Santana tem uma fala bastante contundente em relação à conduta
da Polícia Militar paranaense. “Se o governo do Estado investigasse os crimes
como se deve, não teríamos policiais assassinos, matando a esmo. Em um estado
onde tem quase 20 mil policiais, colocar 300 câmeras é uma brincadeira de mau
gosto.”
As afirmações de Santana são respaldadas em dados
estatísticos. Um levantamento feito pelo Gaeco (Grupo de Atuação Especial de
Combate ao Crime Organizado) e pelo Fórum Brasileiro de Segurança Pública
aponta Curitiba e Londrina como as cidades que mais registraram MDIP (Mortes
Decorrentes de Intervenção Policial) no Estado no período de cinco anos, entre
2017 e 2022, somando 559 e 226 mortes, respectivamente. Na sequência, estão três
cidades da Região Metropolitana de Curitiba: Colombo (178), São José dos Pinhais
(119) e Piraquara (66).
Em 2022, todo o Estado de Santa Catarina registrou 44 MDIP
enquanto apenas em Londrina foram 50 mortes dessa natureza em igual período. Naquele mesmo ano,
o Paraná contabilizou 488 MDIP contra 106 no Rio Grande do Sul, dois estados com contingente populacional semelhante. São Paulo, com um número
de habitantes quatro vezes acima do Paraná, computou, em 2022, 419 MDIP.

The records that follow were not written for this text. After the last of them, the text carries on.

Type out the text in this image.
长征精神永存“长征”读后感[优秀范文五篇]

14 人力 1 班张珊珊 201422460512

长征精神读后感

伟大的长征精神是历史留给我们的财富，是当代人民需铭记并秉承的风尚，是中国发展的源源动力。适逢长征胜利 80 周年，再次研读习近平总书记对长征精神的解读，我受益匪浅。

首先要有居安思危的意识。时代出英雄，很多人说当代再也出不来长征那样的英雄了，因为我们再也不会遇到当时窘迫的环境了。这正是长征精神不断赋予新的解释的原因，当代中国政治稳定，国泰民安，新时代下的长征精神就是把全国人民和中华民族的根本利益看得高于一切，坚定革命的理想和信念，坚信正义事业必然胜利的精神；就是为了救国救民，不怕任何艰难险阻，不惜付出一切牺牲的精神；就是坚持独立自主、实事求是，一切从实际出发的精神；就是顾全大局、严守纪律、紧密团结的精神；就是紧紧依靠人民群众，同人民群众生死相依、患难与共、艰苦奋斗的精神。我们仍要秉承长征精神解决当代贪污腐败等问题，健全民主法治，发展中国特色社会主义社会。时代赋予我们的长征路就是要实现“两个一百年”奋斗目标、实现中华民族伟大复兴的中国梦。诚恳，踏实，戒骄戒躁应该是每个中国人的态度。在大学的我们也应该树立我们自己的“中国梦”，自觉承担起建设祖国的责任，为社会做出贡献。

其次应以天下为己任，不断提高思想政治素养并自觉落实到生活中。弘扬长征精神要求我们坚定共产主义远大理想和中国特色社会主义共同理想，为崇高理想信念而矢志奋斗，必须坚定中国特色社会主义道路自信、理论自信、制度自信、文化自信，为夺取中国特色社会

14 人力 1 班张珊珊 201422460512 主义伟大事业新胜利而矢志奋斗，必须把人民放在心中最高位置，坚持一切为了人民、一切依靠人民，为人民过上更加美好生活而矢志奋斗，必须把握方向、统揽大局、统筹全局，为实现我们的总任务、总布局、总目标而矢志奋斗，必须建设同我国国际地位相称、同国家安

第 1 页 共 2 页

Familiares de pessoas mortas pela polícia se uniram em Londrina no movimento Justiça por Almas – Mães de Luto em Luta, que
cobra providências em relação à letalidade da Polícia Militar no Paraná. Eles afirmam
estar certos da existência de grupos de extermínio dentro da corporação no
Estado e que esses grupos atuariam especialmente nas periferias.
Todos os integrantes do movimento relatam histórias muito semelhantes. Eles afirmam que embora a vítima estivesse desarmada, a versão oficial é de que a morte teria sido decorrência de confronto com a polícia. Hayda Melo da Silva juntou-se ao Movimento Justiça por Almas depois que seu único filho, então com 18 anos, foi morto por policiais militares, em 2022. Como membro do movimento, uma de suas reivindicações é pelo uso de câmeras nos uniformes dos policiais, mas considera "vergonhosa" a forma como essa medida está sendo introduzida no Paraná. “É uma vergonha nosso governador colocar 300 câmeras em quase 18 mil agentes e mais vergonhoso ainda é falar que vai fazer um projeto piloto, sendo que em todos os estados onde as câmeras já são utilizadas já foi comprovado que foi positivo para a população e também para os policiais. Caiu a letalidade policial e caíram também as mortes de policiais por bandidos”, comentou Silva. “E eu duvido que eles vão colocar essas câmeras nos policiais que matam, duvido que vão colocar câmeras nos policiais do Choque e da Rotam (Rondas Ostensivas Táticas Metropolitanas).”
A PM do Paraná foi procurada pela reportagem por dois dias, mas não se pronunciou.